Programmazione
Scheda palestra: come costruirla (o capire se quella che hai è giusta)
9 min di lettura · Aggiornato il 2026-09-09
Scritto dalla Redazione AllenoAI
Una scheda di allenamento non è una lista di esercizi scelti a caso: è un piano che distribuisce il lavoro su tutti i gruppi muscolari con la frequenza e il volume giusti, e che sai come far progredire settimana dopo settimana. Questa guida ti serve sia per costruirne una da zero sia per capire se quella che stai già seguendo — magari trovata online o scritta da un amico — ha davvero senso.
Guarda l'esecuzione su YouTube: come costruire una scheda palestra
Le tre cose che una scheda deve avere
- Una frequenza per gruppo muscolare di almeno 2 volte a settimana: allenare un muscolo una volta sola e aspettare 7 giorni per il turno successivo è meno efficiente a parità di volume totale.
- Un volume settimanale per gruppo muscolare fra 10 e 20 serie efficaci (vicino al cedimento): sotto le 10 lo stimolo è debole per la maggior parte delle persone, sopra le 20 il recupero spesso non tiene il passo.
- Una regola di progressione scritta, non improvvisata: come e quando aumenti carico o ripetizioni. Senza questa parte hai solo un elenco di esercizi, non una scheda che funziona nel tempo.
Quanti giorni a settimana ti alleni davvero
È la prima domanda, e va risposta con onestà sulla tua vita reale, non su quanto vorresti allenarti.
- 2-3 giorni a settimana → full body: ogni seduta allena tutto il corpo, così ogni gruppo muscolare arriva comunque a una frequenza di 2-3 volte.
- 4 giorni a settimana → upper/lower: due sedute di parte alta e due di parte bassa.
- 5-6 giorni a settimana → push/pull/legs: spinta, tirata e gambe, ripetuto due volte nella settimana.
Una scheda di esempio a 3 giorni (full body)
Il punto di partenza più comune, adatto a chi ha meno di un anno di palestra dietro.

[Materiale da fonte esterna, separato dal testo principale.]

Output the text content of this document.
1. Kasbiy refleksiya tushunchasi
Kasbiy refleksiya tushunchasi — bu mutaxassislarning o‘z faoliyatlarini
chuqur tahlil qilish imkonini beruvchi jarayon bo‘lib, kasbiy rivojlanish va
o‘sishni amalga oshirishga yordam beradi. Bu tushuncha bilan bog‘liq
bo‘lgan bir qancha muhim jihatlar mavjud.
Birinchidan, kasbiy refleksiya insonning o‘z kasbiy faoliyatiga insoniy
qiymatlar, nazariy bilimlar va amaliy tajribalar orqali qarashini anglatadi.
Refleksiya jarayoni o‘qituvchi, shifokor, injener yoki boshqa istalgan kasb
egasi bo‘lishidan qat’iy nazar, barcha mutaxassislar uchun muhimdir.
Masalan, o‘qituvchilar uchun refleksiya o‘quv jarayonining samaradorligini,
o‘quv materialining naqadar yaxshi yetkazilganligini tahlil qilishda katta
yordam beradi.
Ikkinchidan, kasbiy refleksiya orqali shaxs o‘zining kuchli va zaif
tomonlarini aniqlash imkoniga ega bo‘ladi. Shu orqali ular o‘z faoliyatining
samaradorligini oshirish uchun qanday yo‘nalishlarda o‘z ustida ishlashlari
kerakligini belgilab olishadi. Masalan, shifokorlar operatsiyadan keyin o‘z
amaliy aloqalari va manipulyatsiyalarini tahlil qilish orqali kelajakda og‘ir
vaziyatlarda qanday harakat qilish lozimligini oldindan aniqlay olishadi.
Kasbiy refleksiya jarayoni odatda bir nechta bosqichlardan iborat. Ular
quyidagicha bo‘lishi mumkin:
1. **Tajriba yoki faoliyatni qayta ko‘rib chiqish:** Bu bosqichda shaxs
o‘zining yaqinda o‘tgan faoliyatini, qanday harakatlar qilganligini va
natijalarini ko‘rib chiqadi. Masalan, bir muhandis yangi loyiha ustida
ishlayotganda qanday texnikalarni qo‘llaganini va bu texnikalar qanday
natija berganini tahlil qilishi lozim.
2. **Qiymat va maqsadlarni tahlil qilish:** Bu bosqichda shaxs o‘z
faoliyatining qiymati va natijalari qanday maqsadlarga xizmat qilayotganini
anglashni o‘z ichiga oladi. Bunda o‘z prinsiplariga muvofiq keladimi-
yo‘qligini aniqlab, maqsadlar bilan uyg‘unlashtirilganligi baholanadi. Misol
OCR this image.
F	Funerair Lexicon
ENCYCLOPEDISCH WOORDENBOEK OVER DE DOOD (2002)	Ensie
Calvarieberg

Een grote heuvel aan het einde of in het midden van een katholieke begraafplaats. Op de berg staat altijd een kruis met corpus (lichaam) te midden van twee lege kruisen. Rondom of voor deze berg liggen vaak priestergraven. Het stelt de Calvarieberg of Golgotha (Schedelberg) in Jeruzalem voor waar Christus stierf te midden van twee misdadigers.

Stessa struttura nei tre giorni, esercizi che cambiano leggermente per non annoiarsi e per lavorare gli angoli in modo diverso.
- Giorno 1 — Squat con bilanciere 4×6-8, Panca piana 4×6-8, Rematore con bilanciere 3×8-10, Lento avanti con manubri 3×10-12, Curl bicipiti 3×10-12, Plank 3×40 secondi
- Giorno 2 — Stacco rumeno 4×8-10, Panca inclinata con manubri 3×8-10, Lat machine 3×10-12, Alzate laterali 3×15, Leg press 3×12-15, Crunch 3×15
- Giorno 3 — Affondi con bilanciere 3×10 a gamba, Dip alle parallele 3×8-10, Trazioni alla sbarra (o lat machine presa larga) 3×8-10, Hip thrust 3×10-12, Leg curl 3×12-15, Alzate laterali 3×15
Come far progredire la scheda
Doppia progressione: resti sullo stesso carico finché non chiudi tutte le serie al limite alto del range di ripetizioni con margine (RPE 8 o meno), poi aumenti il carico del 2,5% circa e riparti dal limite basso del range.
Ogni scheda dura tipicamente 6-10 settimane prima di cambiare esercizi o schema: abbastanza per progredire davvero, non così tanto da stagnare senza accorgertene.
Errori comuni nel costruire una scheda
- Copiare la scheda di un altro senza adattarla a giorni disponibili, esperienza e infortuni.
- Troppi esercizi per seduta: se la sessione supera i 75-90 minuti, probabilmente stai accumulando volume inutile invece che utile.
- Nessuna regola di progressione: allenarsi sempre con lo stesso carico è la causa più comune di stallo.
- Cambiare tutto ogni due settimane: la scheda ha bisogno di tempo per dare risultati misurabili.
Domande frequenti
Meglio scaricare una scheda pronta o farla su misura?
Una scheda pronta va bene come punto di partenza se rispetta le regole di frequenza e volume di questa guida. Il problema arriva quando non tiene conto dei tuoi giorni disponibili reali o della tua esperienza: in quel caso la abbandoni entro due settimane.
Ogni quanto devo cambiare la scheda?
Ogni 6-10 settimane è un buon riferimento, o quando smetti di progredire su più esercizi contemporaneamente pur applicando correttamente la doppia progressione.